A smirk crossed the southern-fried battleship's face as she steamed towards the open ocean. It'd been a long, hard sprint to get down here in time, and her tired old engines would certainly have unkind words for her in the morning. But it didn't really matter. In a few short minutes, they'd see the fruit of their frantic labor.
Texas rounded the point at just under twenty-one knots. Her skirt flared around her legs as she steamed into the battlecruiser's sight at what was almost a walking pace. Time seem to grind to a crawl as a look of confusion, then sheer horror replaced hate on the cruiser's bone-pale face.
A stiff ocean breeze blew though Texas' superstructure, flaring her steel-gray hair behind her and blowing the fabric of her skirts back past her holstered revolvers.

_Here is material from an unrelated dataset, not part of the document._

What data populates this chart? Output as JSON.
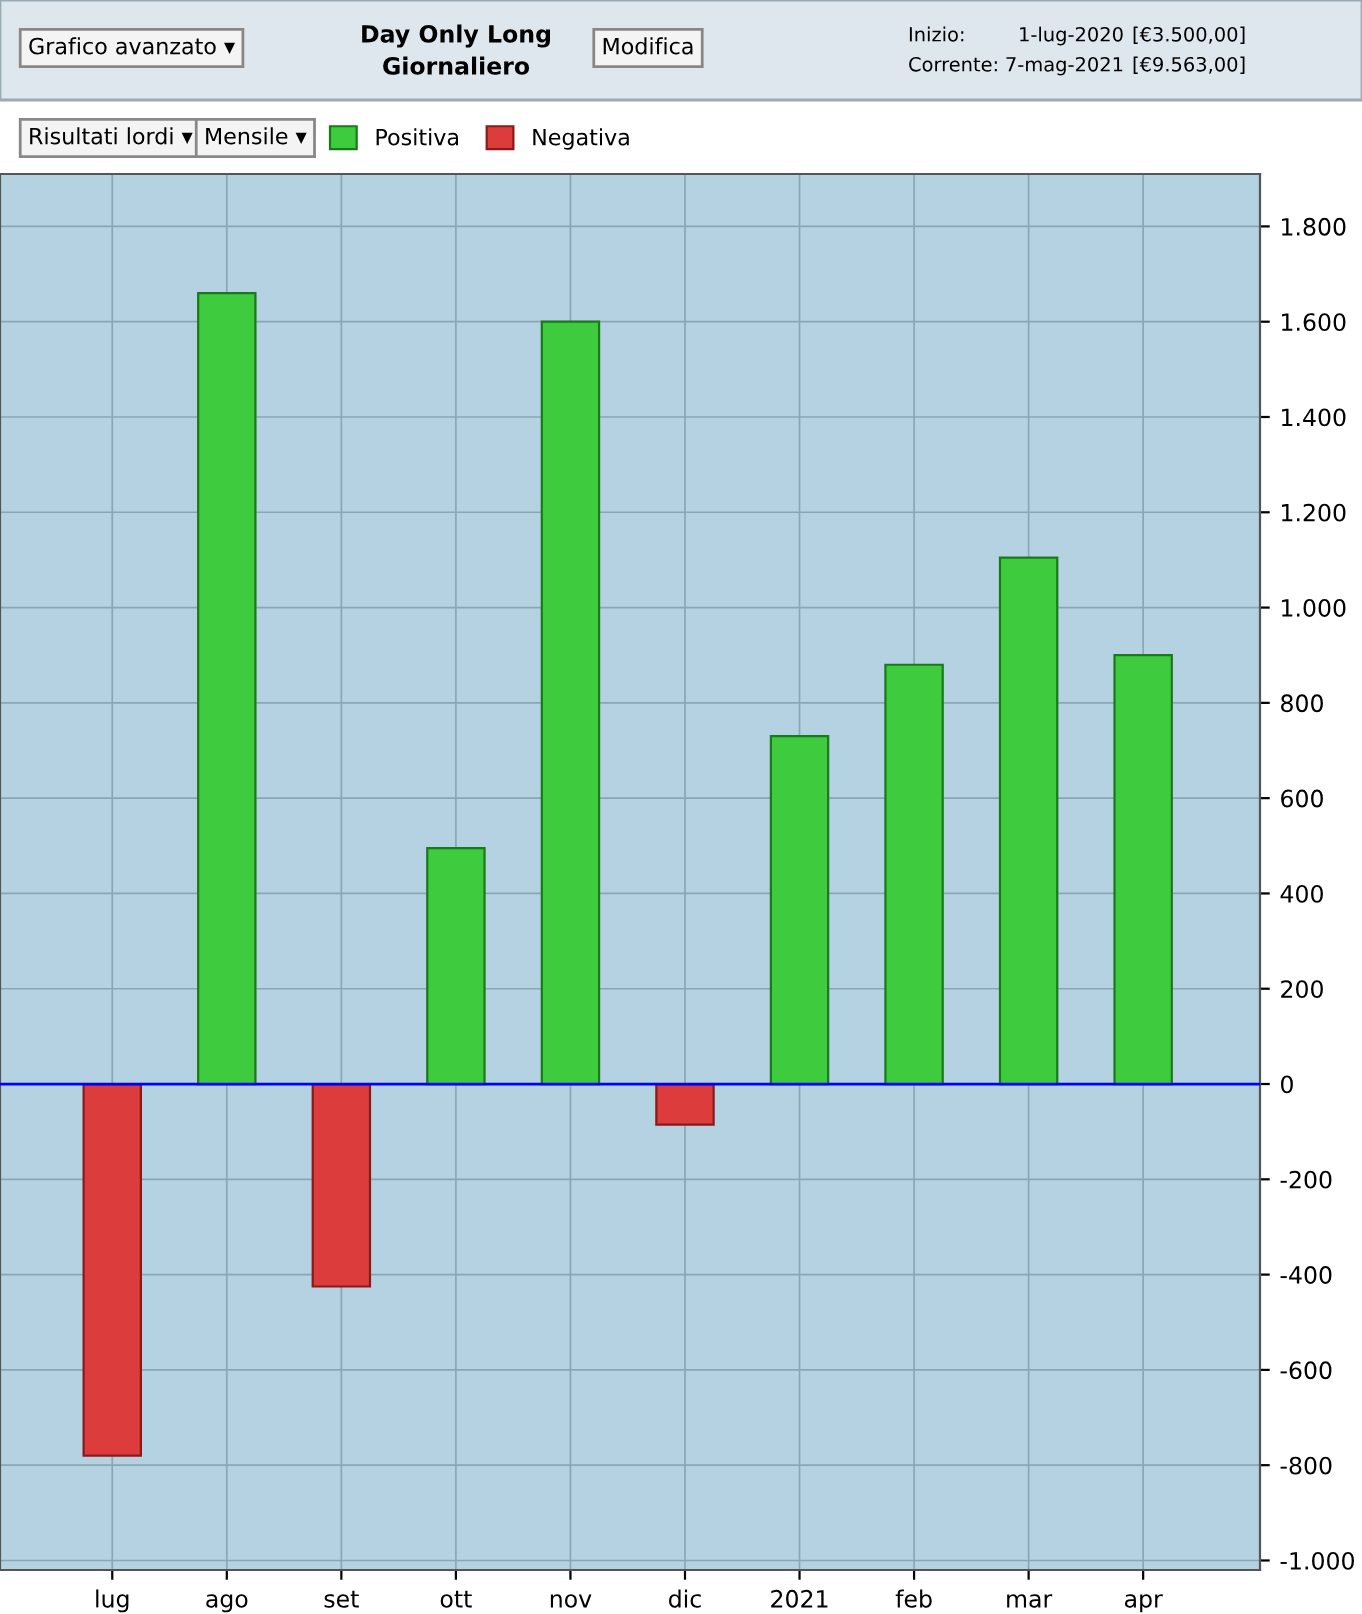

The cartridges lining her heavy gun belts glittered in the sun, and Texas's grin gleamed like sunset on the plains. "Howdy."

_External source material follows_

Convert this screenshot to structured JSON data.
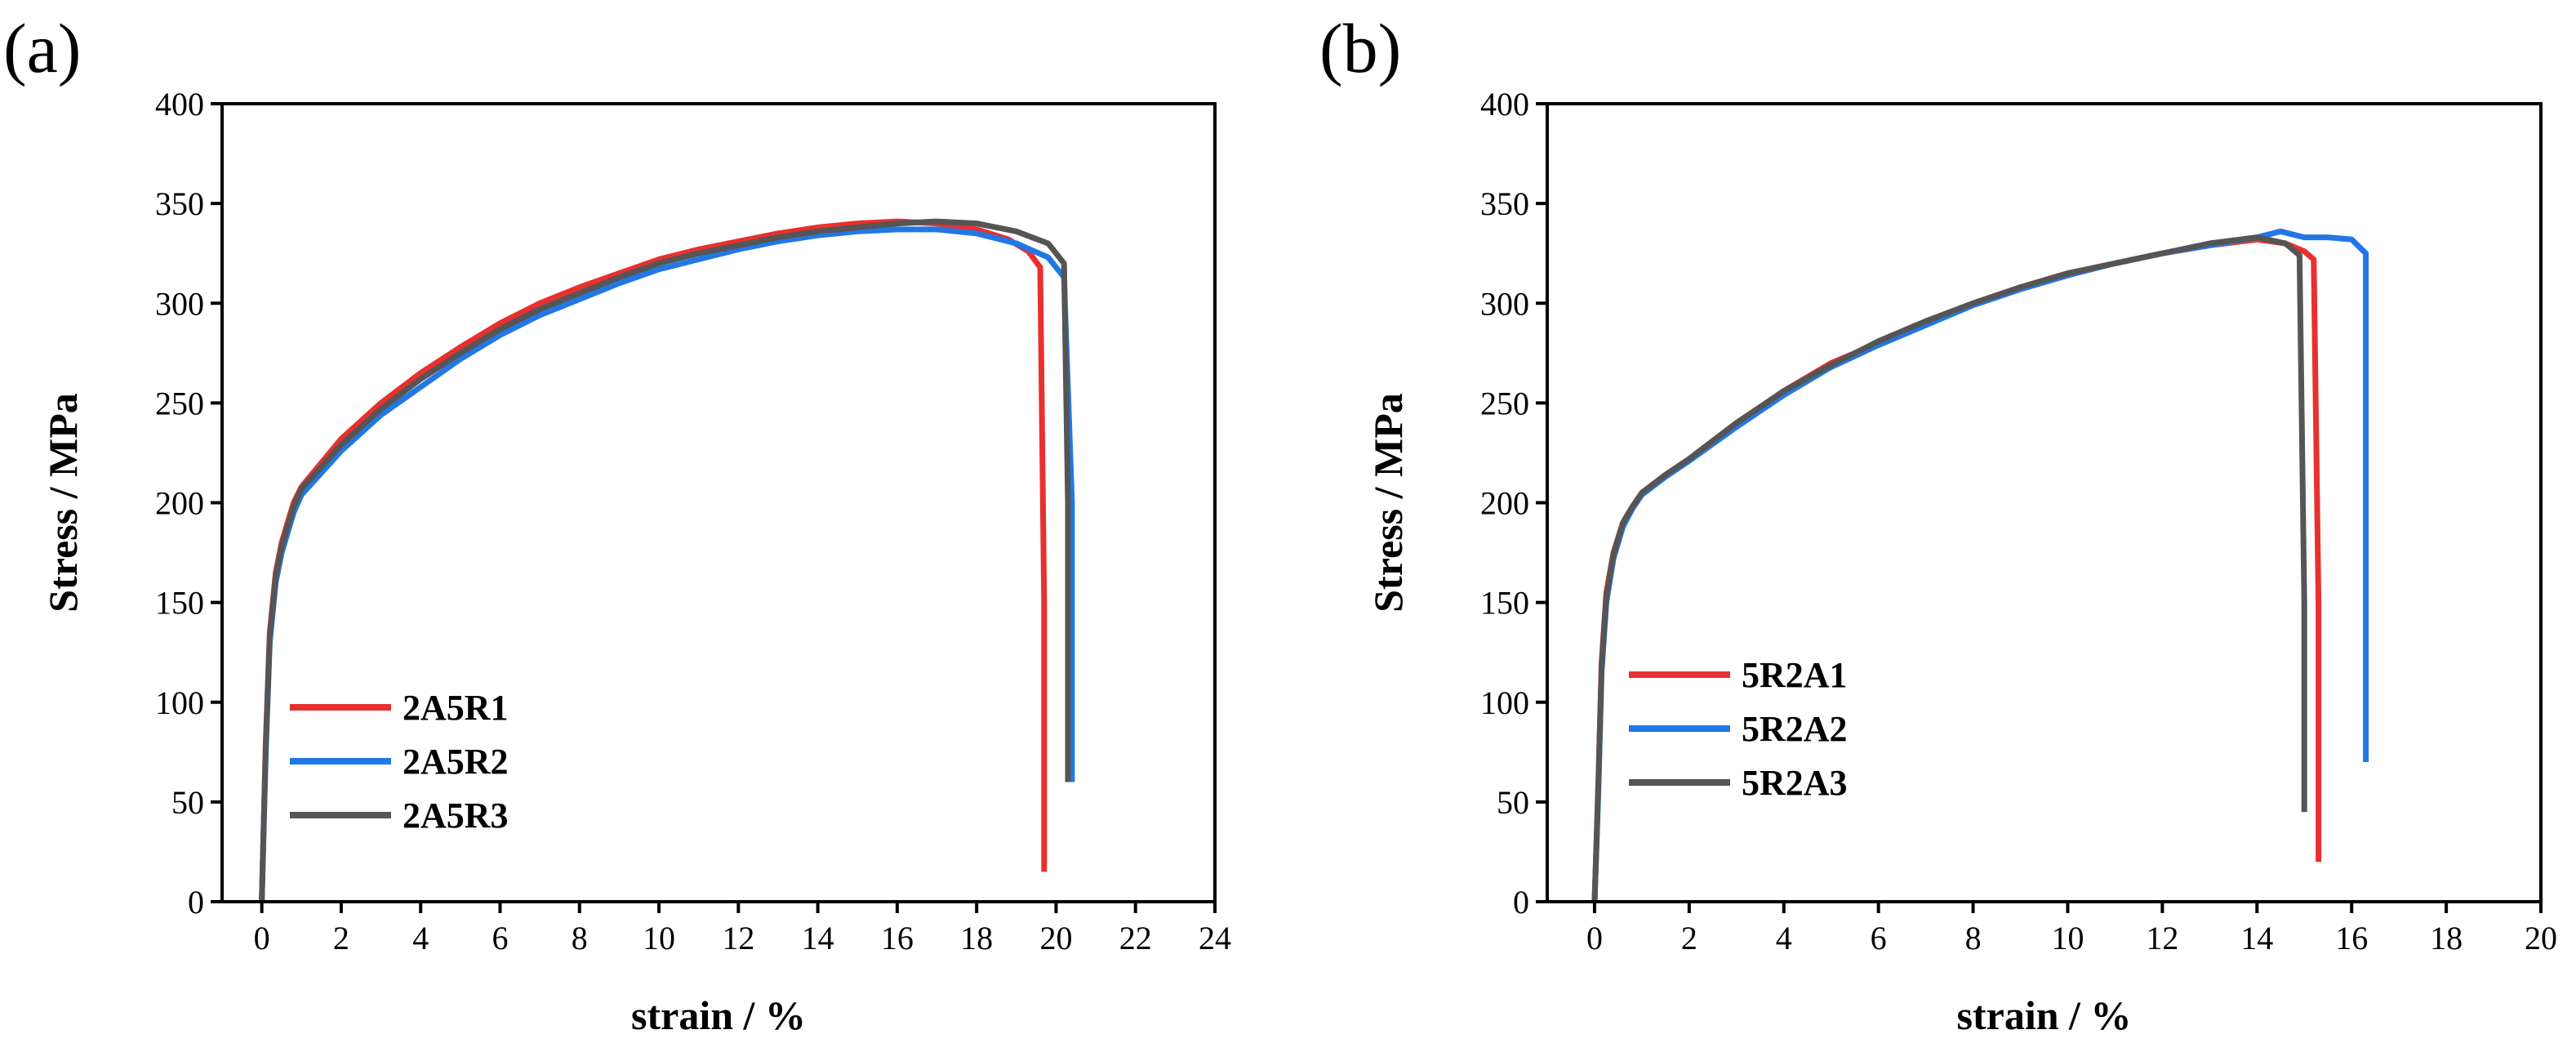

The battlecruiser tried to get her guns around, but it was no good. Texas wasn't called the fastest gun in the west—mostly by her—for nothing.
In less than an instant, her hands closed around the ivory grips of her peacemakers and drew the chrome-plated weapons from their rugged leather sheathes. Texas let the guns spin around her leather-gloved finger. She flicked the hammer back with her thumb as her grip closed around them.

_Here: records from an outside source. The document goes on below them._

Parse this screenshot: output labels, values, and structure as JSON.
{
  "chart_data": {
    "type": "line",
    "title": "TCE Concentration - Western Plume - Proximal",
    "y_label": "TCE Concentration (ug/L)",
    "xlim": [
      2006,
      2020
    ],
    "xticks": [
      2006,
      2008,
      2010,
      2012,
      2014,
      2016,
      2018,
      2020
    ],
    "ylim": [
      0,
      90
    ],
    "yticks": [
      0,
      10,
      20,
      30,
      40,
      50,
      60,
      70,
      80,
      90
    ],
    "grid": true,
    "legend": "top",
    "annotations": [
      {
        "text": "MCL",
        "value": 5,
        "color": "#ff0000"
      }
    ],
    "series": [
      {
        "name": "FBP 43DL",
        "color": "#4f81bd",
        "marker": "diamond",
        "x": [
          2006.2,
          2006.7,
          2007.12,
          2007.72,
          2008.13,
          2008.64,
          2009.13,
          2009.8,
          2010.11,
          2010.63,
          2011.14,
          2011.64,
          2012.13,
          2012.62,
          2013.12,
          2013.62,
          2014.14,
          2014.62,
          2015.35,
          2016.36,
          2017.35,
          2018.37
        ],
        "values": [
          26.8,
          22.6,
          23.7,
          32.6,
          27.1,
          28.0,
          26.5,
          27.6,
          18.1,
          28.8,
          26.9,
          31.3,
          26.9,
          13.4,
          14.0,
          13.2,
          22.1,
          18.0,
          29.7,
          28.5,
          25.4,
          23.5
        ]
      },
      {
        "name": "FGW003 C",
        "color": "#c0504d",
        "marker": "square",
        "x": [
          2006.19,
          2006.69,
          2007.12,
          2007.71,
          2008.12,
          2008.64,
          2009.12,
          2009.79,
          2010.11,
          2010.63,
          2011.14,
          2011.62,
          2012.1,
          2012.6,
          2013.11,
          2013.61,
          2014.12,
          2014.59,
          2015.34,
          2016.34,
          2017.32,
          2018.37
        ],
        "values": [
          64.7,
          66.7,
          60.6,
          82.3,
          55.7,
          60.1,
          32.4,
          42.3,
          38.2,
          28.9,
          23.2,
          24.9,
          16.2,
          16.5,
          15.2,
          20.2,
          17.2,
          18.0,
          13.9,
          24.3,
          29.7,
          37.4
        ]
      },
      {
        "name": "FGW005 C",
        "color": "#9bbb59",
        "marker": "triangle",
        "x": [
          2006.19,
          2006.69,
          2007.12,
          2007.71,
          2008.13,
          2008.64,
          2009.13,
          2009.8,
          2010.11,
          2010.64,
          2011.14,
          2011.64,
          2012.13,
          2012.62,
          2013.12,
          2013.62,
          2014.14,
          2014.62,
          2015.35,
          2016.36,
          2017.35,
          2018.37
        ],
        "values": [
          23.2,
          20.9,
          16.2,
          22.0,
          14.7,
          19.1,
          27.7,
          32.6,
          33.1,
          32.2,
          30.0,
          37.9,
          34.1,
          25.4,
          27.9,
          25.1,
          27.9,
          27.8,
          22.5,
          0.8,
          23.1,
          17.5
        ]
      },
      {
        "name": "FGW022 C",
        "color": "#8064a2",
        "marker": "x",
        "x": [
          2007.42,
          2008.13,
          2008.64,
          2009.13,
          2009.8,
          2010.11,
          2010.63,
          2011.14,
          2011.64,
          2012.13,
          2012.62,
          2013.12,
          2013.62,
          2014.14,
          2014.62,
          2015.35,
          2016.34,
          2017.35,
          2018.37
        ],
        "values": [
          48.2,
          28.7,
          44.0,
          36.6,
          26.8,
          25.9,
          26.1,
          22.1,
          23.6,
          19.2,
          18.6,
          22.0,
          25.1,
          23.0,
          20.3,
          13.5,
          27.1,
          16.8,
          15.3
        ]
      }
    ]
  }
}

There was no point in even trying to aim. The princess was less than six-thousand yards away. Texas couldn't miss from this range even if she tried. She squeezed the triggers, and a broadside of ten massive fourteen inch rifles spoke. It was a music Texas never thought she'd hear again, and it put a wicked smile on her face even as her guns rose to their loading angle.
Her shells covered the scant distance in an instant before slamming hard into the princess's paperweight armor. Steel only barely heavy enough to alert the shells to its presence touched off fuses in the massive rounds.
Explosions rippled though the Abyssal's hull as splinters tore apart the battlecruiser's machinery spaces. Electricity arced though her hull as turbo-generators shorted out and sparked fires deep within the hull.
At least one of the ten shells found its way to the after magazine and touched off the handful of shells aboard that
hadn't been used up hurting Alaska and her friends. Secondary explosions ballooned steel like bubble gum, and burning powder erupted into the air as the battlecruiser cracked in half. There were precious few ships that could endure a point-blank broadside of fourteen inch shells. The princess was not one of them.
Texas smirked, and spun her revolvers around her fingers to slam them back into her holsters. In less than ten minutes, the battle cruiser had turned into so much shrapnel sinking into the channel. Even her hateful blue glow was fading fast.
The battleship tugged on the brim of her hat. "Don't mess with Texas."